Kuat diduga PP Nomor 26 Tahun 2023 telah menjadi alat tukar untuk memuluskan pembangunan IKN. Diizinkan mengimpor pasir laut, Singapura tak perlu mencari pasir dari negeri yang jauh dengan biaya mahal. Kedua negara juga bisa sama-sama untung: Indonesia menangguk devisa dan investor IKN, sementara Singapura bisa terus mereklamasi lautnya untuk menumbuhkan ekonomi mereka.

Masalahnya, tinjauan ekonomi yang sepintas bermanfaat itu tak transparan. Tak ada kajian meyakinkan tentang potensi ekonomi ekspor pasir laut ataupun dampak lingkungannya. PP Nomor 26 Tahun 2023 cenderung mengakomodasi industri besar—perusahaan dengan kapal isap berkapasitas minimal 20 ribu meter kubik. Tentu hanya konglomerasi yang punya kapal sebesar ini.

PP Nomor 26 Tahun 2023 bermasalah sejak dari niatnya. Di era Jokowi, katebelece bukan sekadar surat sakti kemudahan perizinan, tapi berbentuk regulasi yang dibuat sedemikian rupa untuk menguntungkan segelintir elite.


Baca liputannya:


Manipulasi kebijakan ini lebih gawat dari korupsi melalui peran negara. Dalam state capture corruption, pengusaha atau juragan politik melakukan korupsi dengan mempengaruhi kebijakan pemerintah. Dalam soal PP pasir laut, aktor negara sukarela membuat regulasi untuk menguntungkan pihak tertentu dan menjadikannya alat tukar kepentingan lain.
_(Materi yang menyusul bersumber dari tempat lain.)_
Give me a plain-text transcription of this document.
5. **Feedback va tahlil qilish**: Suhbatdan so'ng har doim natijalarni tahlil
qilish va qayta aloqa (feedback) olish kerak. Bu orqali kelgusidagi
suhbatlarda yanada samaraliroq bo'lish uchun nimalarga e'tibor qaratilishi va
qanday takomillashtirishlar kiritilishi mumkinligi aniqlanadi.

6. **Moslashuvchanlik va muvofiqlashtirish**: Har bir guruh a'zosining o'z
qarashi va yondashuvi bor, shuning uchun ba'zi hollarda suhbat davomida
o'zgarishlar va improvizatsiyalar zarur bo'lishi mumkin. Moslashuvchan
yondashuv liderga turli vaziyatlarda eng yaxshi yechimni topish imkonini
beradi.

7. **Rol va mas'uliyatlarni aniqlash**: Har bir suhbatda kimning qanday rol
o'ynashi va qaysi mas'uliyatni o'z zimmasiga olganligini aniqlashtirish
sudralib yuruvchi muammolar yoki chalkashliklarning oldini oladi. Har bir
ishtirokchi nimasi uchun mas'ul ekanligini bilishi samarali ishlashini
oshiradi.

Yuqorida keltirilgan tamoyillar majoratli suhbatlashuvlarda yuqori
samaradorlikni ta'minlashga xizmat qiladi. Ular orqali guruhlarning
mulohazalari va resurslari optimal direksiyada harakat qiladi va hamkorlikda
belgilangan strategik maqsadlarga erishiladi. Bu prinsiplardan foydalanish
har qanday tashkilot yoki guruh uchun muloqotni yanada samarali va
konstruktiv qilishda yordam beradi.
Karena itu, tak mengherankan jika PP Nomor 26 Tahun 2023 sejak awal didesain lemah dalam hal pengawasan dan hukuman. Pasal tentang pengawasan disusun seadanya. Hukuman atas pelanggaran penambang dan eksportir pasir hanya denda dan pencabutan izin usaha. Jika begini, dalih pemerintah bahwa peraturan ini dibuat untuk melindungi ekosistem laut tak bisa diterima. Yang ada adalah kebijakan buruk yang bakal melahirkan banyak bencana dan kerusakan.